Como ya he señalado al comienzo, en varios foros se ha denunciado esta ausencia, que no garantiza por ley su presencia ni en el Bachillerato de Humanidades, aludiendo a la precariedad lingüística que afrontarán los futuros alumnos al verse privados del conocimiento de las raíces de su propia lengua. Esto, sin duda, es lamentable.
Pero lo es más el destino de verse privados de la posibilidad (¡tan solo la posibilidad!) de hallar, entre el enorme depósito de los clásicos, precedentes sobre los cuales construir el propio carácter y su acción comunitaria futura.
La situación es sumamente dramática, pues el proyecto ni siquiera se dedica a menospreciar la cultura clásica en concreto con argumentos que podrían rebatirse (o no), sino que es su total ausencia en el texto la que aboca al olvido a un pasado al que no se le reconoce ya autoridad como fuente de creatividad y que requiere ser sustituido por una formación dirigida únicamente a la cobertura de las necesidades del mercado de trabajo.
Es el signo de unos tiempos en los que hasta los discursos emancipadores presentan la necesidad de diferenciarse del pasado como el relato de aquello que nunca más debería repetirse. La idea que subyace a estas propuestas es que el pasado resulta indiferente para construir el futuro.
Contraponer creatividad e imitación –entendida como fuente de inspiración para extraer lo mejor de nosotros mismos, que es como la entendieron los Antiguos– supone desconocer el alcance de los principios básicos de ese entramado de culturas al que podemos denominar civilización occidental.

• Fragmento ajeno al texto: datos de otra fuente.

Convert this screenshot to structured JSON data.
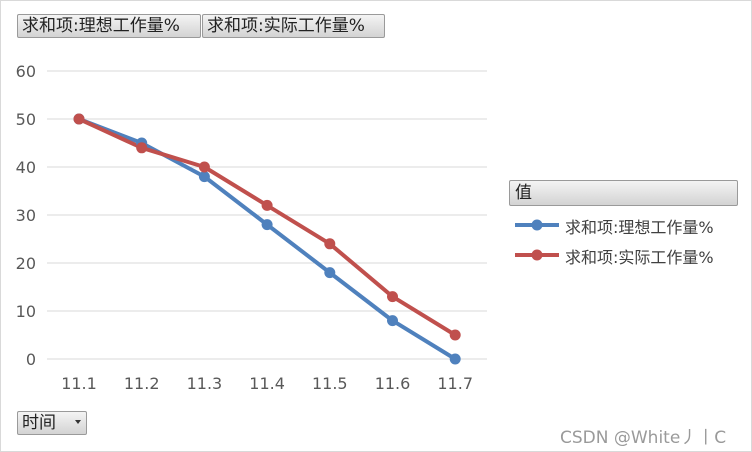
{
  "field_buttons": {
    "ideal_label": "求和项:理想工作量%",
    "actual_label": "求和项:实际工作量%",
    "time_label": "时间"
  },
  "legend": {
    "title": "值"
  },
  "watermark": "CSDN @White丿丨C",
  "colors": {
    "ideal": "#4F81BD",
    "actual": "#C0504D",
    "grid": "#d9d9d9"
  },
  "chart_data": {
    "type": "line",
    "categories": [
      "11.1",
      "11.2",
      "11.3",
      "11.4",
      "11.5",
      "11.6",
      "11.7"
    ],
    "series": [
      {
        "name": "求和项:理想工作量%",
        "values": [
          50,
          45,
          38,
          28,
          18,
          8,
          0
        ]
      },
      {
        "name": "求和项:实际工作量%",
        "values": [
          50,
          44,
          40,
          32,
          24,
          13,
          5
        ]
      }
    ],
    "yticks": [
      0,
      10,
      20,
      30,
      40,
      50,
      60
    ],
    "ylim": [
      0,
      60
    ],
    "grid": true,
    "legend_position": "right"
  }
}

La historia de las literaturas y de las filosofías griega y romana proclama con firmeza la perfecta compatibilidad de ambos conceptos: las creaciones deben contener cierta dosis de imitación para que la diferencia que en ellas habita pueda ser reconocida e integrada en un diálogo intergeneracional.
Ahora bien, este proceso supone a su vez el reconocimiento de aquellos humanos del pasado a los que proclamamos como autoridades, incluso cuando los combatimos para acabar rechazándolos. Por ello, es imprescindible seguir trasmitiendo en la educación secundaria toda esta fuente inagotable de creatividad. Suponer que no necesitamos precedentes y que nos bastamos a nosotros mismos para generar un futuro en el que habitar no solo es arrogante, sino peligroso.

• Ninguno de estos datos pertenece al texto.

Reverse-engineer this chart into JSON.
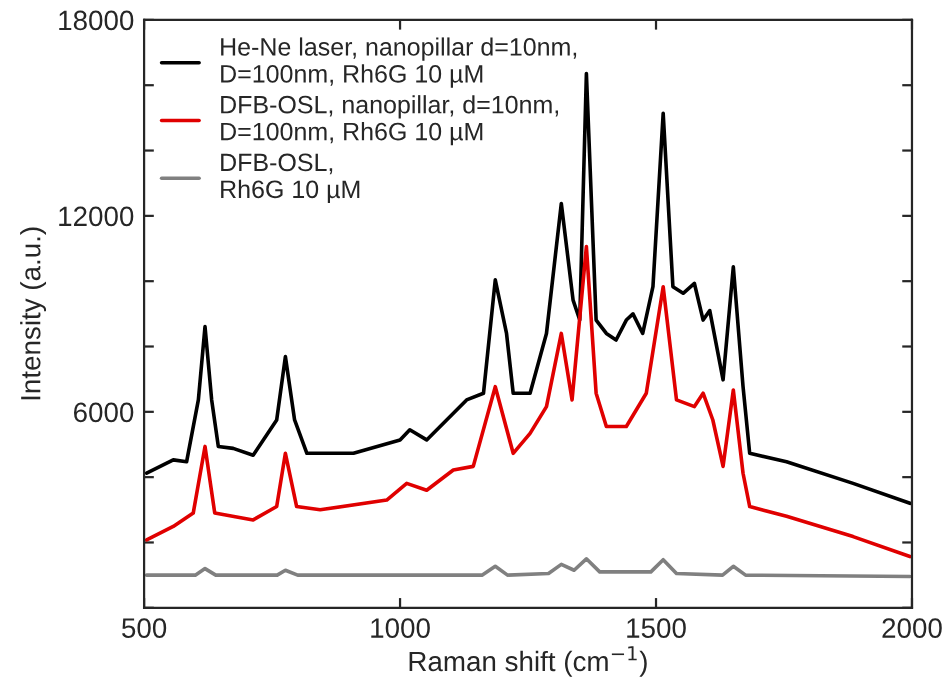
{
  "chart_data": {
    "type": "line",
    "xlabel": "Raman shift (cm$^{−1}$)",
    "ylabel": "Intensity (a.u.)",
    "xlim": [
      500,
      2000
    ],
    "xticks": [
      500,
      1000,
      1500,
      2000
    ],
    "ylim": [
      0,
      18000
    ],
    "yticks": [
      {
        "value": 0,
        "label": null
      },
      {
        "value": 2000,
        "label": null
      },
      {
        "value": 4000,
        "label": null
      },
      6000,
      {
        "value": 8000,
        "label": null
      },
      {
        "value": 10000,
        "label": null
      },
      12000,
      {
        "value": 14000,
        "label": null
      },
      {
        "value": 16000,
        "label": null
      },
      18000
    ],
    "grid": false,
    "legend": "top left",
    "series": [
      {
        "name": "He-Ne laser, nanopillar d=10nm,\nD=100nm, Rh6G 10 µM",
        "color": "#000000",
        "x": [
          505,
          557,
          583,
          606,
          619,
          632,
          645,
          674,
          713,
          759,
          776,
          794,
          818,
          909,
          1000,
          1019,
          1052,
          1091,
          1130,
          1163,
          1186,
          1208,
          1221,
          1254,
          1286,
          1315,
          1338,
          1351,
          1364,
          1383,
          1403,
          1422,
          1442,
          1455,
          1474,
          1494,
          1514,
          1533,
          1553,
          1575,
          1592,
          1605,
          1631,
          1651,
          1670,
          1683,
          1755,
          1885,
          1996
        ],
        "values": [
          4120,
          4530,
          4470,
          6365,
          8610,
          6365,
          4940,
          4880,
          4670,
          5750,
          7690,
          5750,
          4730,
          4730,
          5140,
          5450,
          5140,
          5750,
          6365,
          6570,
          10040,
          8400,
          6570,
          6570,
          8400,
          12380,
          9420,
          8810,
          16360,
          8810,
          8400,
          8200,
          8810,
          9000,
          8400,
          9830,
          15140,
          9830,
          9630,
          9930,
          8810,
          9100,
          6980,
          10440,
          6770,
          4730,
          4470,
          3810,
          3200
        ]
      },
      {
        "name": "DFB-OSL, nanopillar, d=10nm,\nD=100nm, Rh6G 10 µM",
        "color": "#e00000",
        "x": [
          505,
          557,
          596,
          619,
          638,
          713,
          759,
          776,
          798,
          844,
          974,
          1013,
          1052,
          1104,
          1143,
          1186,
          1221,
          1254,
          1286,
          1315,
          1336,
          1364,
          1383,
          1403,
          1442,
          1481,
          1514,
          1540,
          1575,
          1592,
          1611,
          1631,
          1651,
          1670,
          1683,
          1755,
          1885,
          1996
        ],
        "values": [
          2080,
          2490,
          2900,
          4940,
          2900,
          2690,
          3100,
          4730,
          3100,
          3000,
          3300,
          3810,
          3600,
          4220,
          4330,
          6770,
          4730,
          5340,
          6160,
          8400,
          6365,
          11060,
          6570,
          5550,
          5550,
          6570,
          9830,
          6365,
          6160,
          6570,
          5750,
          4330,
          6670,
          4120,
          3100,
          2800,
          2180,
          1570
        ]
      },
      {
        "name": "DFB-OSL,\nRh6G 10 µM",
        "color": "#808080",
        "x": [
          505,
          600,
          619,
          640,
          760,
          776,
          800,
          1160,
          1186,
          1210,
          1290,
          1315,
          1340,
          1364,
          1390,
          1490,
          1514,
          1540,
          1630,
          1651,
          1675,
          1996
        ],
        "values": [
          1000,
          1000,
          1200,
          1000,
          1000,
          1150,
          1000,
          1000,
          1270,
          1000,
          1050,
          1330,
          1150,
          1500,
          1100,
          1100,
          1470,
          1050,
          1000,
          1270,
          1000,
          960
        ]
      }
    ]
  }
}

La arrogancia suele conducir a la reiteración de lo ya dicho por ausencia de perspectiva histórica. Tristemente, hace ya tiempo que nos hemos acostumbrado a este mal. Pero un futuro sin precedentes tiene muchas papeletas para desembocar en la más pura arbitrariedad. Cicerón consideraba imprescindible dar a conocer los precedentes de todo pensamiento; solo así era posible entablar un diálogo que podía concluir en un acuerdo absoluto, en una discrepancia cordial o sencillamente no concluir, que es lo que sucede casi siempre en sus diálogos.
Necesidad política de la cultura y las lenguas clásicas
Por todo ello, la enseñanza de las lenguas y de la cultura clásicas posee un valor netamente político en la medida en que nos aporta un referente común a partir del cual construir e impugnar nuestros relatos como comunidad. No hay comunidad sin el diálogo que vincula a los vivos entre sí y a los vivos con los muertos. Despreciar este diálogo privando a los alumnos de establecer un primer contacto con los autores griegos y romanos en la educación secundaria no es sino el primer paso en el olvido de los referentes que nos unen. De ahí que el mayor daño que esta reforma, de aprobarse, perpetrará, será colectivo.
Si podemos predecir este hecho es porque alguien antes que nosotros lo dijo; y lo hizo en griego y en latín.